Methods: Pts (≥18 y) underwent leukapheresis, optional bridging therapy, lymphodepleting chemotherapy, and infusion of brexu-cel (2×106anti-CD19 CAR T cells/kg). Pts had 1-5 prior LoT including chemotherapy and an anti-CD20 monoclonal antibody (excluding BTKi). The primary endpoint was ORR (CR + partial response) per Lugano Classification (Cheson et al. J Clin Oncol. 2014) by independent radiology review committee (IRRC). Key secondary endpoints were ORR per investigator review, DOR, progression-free survival (PFS), OS, and safety.
Results: As of November 26, 2024, median follow-up in 86 treated pts was 26.4 mo (range, 1.4-39.0). As reported in the PA, median age was 64 y (range, 40-82), 78% were male, and 91% were white. High-risk disease features were common: 73% had high or intermediate s-MIPI score, 65% had Ki-67 positivity ≥30%, and 65% had Stage IV disease. Most pts (79%) had 1 prior LoT with anthracycline and bendamustine received by 79% and 27% of pts, respectively; 48% had prior autologous stem cell transplantation (SCT), and 36% received bridging therapy.
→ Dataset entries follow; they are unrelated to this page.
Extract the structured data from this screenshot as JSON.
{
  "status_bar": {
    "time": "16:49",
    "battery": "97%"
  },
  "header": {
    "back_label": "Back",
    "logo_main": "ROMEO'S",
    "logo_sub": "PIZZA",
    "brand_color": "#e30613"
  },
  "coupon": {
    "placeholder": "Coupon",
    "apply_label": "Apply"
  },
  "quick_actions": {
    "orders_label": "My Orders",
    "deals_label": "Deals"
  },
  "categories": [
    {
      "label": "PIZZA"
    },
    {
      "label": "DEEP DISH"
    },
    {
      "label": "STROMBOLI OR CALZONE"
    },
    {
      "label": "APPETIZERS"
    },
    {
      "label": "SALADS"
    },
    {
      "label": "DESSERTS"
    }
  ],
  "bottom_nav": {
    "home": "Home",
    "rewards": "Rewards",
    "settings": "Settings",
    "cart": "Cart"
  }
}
The ORR per IRRC remained 91% (n=78; 95% CI, 82.5-95.9) with an updated CR rate of 79% (95% CI, 69.0-87.1). Per investigator, ORR and CR rates were 97% and 85% (94% and 87% concordance), respectively. Median DOR, PFS, and OS were not reached (NR). The 24-mo (95% CI) DOR, PFS, and OS rates were 75% (63.6-83.2; 81% for CR), 69% (58.0-77.8), and 84% (74.0-90.0), respectively. Of the 78 responders included in the DOR assessment, at data cutoff, 54 (69%) pts were censored for ongoing response without subsequent therapy or SCT, and 4 were censored for starting a new anti-cancer therapy; there were 14 (18%) progressive disease (PD) events and 6 (8%) death events. Ongoing response rates were similar across key subgroups including pts with high or intermediate s-MIPI scores, pts with Ki-67 IHC positivity ≥30%, and pts with advanced disease; however, notable differences were observed by prior LoT (69% for 1 vs 41% for 2-3) and prior bendamustine (43% for yes vs 70% for no).
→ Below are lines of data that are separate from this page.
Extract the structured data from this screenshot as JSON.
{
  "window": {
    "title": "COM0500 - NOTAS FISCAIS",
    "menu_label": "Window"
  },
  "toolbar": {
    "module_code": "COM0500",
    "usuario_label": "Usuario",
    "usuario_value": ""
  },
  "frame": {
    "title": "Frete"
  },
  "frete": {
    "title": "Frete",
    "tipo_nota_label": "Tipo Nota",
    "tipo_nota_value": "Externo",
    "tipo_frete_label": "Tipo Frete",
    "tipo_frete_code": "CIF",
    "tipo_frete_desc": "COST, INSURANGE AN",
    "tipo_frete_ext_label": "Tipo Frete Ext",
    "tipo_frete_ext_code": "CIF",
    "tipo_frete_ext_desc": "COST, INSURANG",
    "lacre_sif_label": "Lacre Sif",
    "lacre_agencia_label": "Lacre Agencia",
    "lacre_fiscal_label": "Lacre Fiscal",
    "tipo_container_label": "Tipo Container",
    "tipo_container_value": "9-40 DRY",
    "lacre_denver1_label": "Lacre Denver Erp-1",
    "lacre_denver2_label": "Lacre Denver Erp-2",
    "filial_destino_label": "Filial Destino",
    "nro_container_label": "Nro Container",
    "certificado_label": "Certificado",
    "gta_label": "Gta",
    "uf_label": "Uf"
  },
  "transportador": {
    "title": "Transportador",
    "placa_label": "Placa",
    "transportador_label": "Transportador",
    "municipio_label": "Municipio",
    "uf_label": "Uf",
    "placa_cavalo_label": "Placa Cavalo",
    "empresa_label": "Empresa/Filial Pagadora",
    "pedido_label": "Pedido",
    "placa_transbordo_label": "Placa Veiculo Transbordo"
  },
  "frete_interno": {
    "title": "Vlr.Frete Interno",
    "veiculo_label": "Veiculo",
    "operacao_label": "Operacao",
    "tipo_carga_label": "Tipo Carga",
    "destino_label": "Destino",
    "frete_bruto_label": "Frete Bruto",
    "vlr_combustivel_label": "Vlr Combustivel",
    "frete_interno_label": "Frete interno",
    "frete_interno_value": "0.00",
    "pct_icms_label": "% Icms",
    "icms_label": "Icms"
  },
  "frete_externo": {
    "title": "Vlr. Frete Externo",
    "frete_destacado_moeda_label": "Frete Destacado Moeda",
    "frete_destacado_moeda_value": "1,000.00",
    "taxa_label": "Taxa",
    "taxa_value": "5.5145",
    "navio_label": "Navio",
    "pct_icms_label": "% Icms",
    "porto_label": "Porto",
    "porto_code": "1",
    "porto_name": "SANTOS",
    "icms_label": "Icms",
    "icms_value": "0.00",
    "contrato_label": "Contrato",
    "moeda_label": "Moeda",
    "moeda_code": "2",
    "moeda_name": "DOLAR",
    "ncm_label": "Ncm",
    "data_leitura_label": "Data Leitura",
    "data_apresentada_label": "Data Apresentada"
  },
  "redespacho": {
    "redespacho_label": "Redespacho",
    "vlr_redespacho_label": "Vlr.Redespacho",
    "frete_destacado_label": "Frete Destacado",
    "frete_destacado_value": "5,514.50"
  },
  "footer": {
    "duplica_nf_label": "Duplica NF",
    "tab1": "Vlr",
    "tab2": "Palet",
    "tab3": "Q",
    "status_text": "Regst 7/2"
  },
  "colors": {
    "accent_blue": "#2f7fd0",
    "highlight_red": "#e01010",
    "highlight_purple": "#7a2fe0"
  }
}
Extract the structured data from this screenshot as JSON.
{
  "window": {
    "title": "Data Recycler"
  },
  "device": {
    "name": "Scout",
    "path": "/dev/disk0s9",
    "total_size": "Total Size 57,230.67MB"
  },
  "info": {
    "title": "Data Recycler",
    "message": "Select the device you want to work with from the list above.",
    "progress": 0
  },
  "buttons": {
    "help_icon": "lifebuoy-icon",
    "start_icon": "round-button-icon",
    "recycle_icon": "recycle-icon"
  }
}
At data cutoff, 69 pts (80%) were alive and 17 (20%) had died, 4 deaths occurred since the PA (all due to PD). Of the 17 deaths on study, 9 were due to PD and 8 were due to other reasons as previously reported (9% non-PD mortality rate). Since the PA, the proportion of pts with Grade (Gr) ≥3 brexu-cel–related adverse events (AEs) increased from 88% to 90% and increased from 23% to 30% for Gr ≥3 infections. Rates remained the same for Gr 5 AEs (9%), Gr ≥3 cytokine release syndrome (6%), and Gr≥3 neurological events (27%). Rates of any Gr and Gr ≥3 early (≤30 days of infusion) immune effector cell-associated hematotoxicity (ICAHT) were 90% and 14% and rates of any Gr and Gr ≥3 late (>30 days of infusion) ICAHT were 31% and 5%, respectively.
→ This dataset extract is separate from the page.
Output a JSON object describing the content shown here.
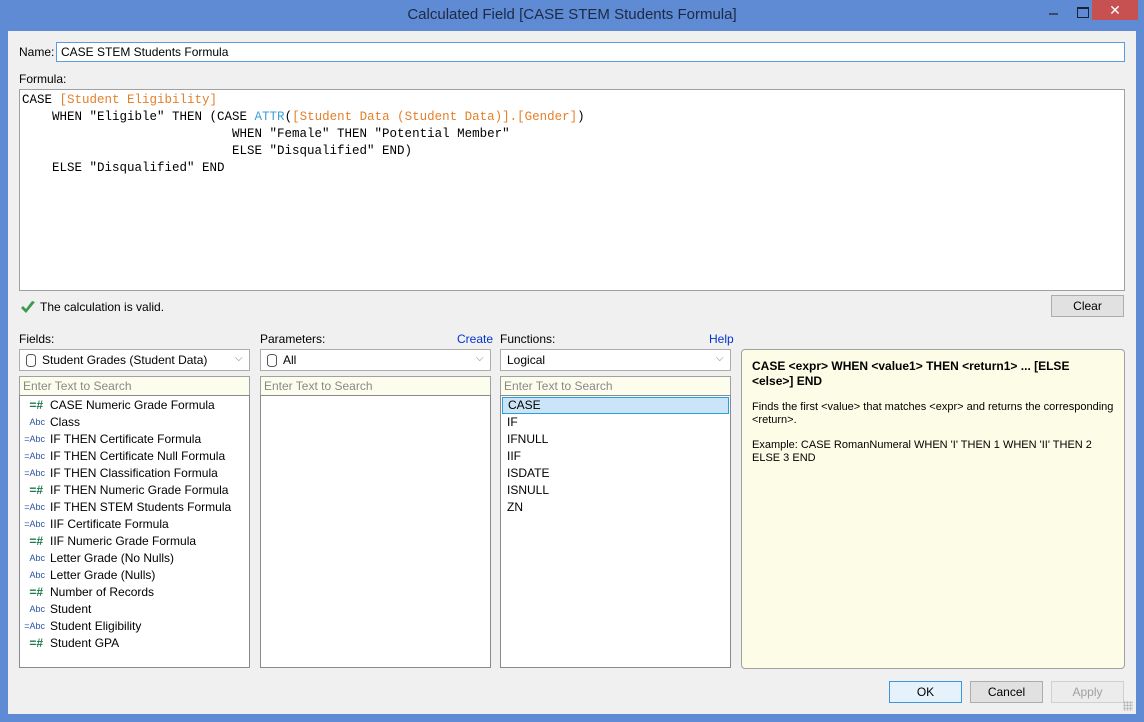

Medians for peak and area under the curve CAR T-cells were numerically higher in pts who had DOR of CR ≥6 mo (n=66) vs pts who had DOR of CR <6 mo (n=11), though not statistically significant.
Conclusions: After 2-y of median follow-up, IRRC-assessed ORR and CR rates were 91% and 79% with medians for DOR, PFS, and OS NR. Most responders were still in response with consistent ongoing response rates across most prespecified subgroups. Late onset toxicities were rare with no new Gr 5 events since the PA. These results suggest that brexu-cel may benefit pts in earlier LoT including some pts who are BTKi-naive with high-risk disease features, though the risk/benefit for each pt should be carefully assessed before determining salvage treatment.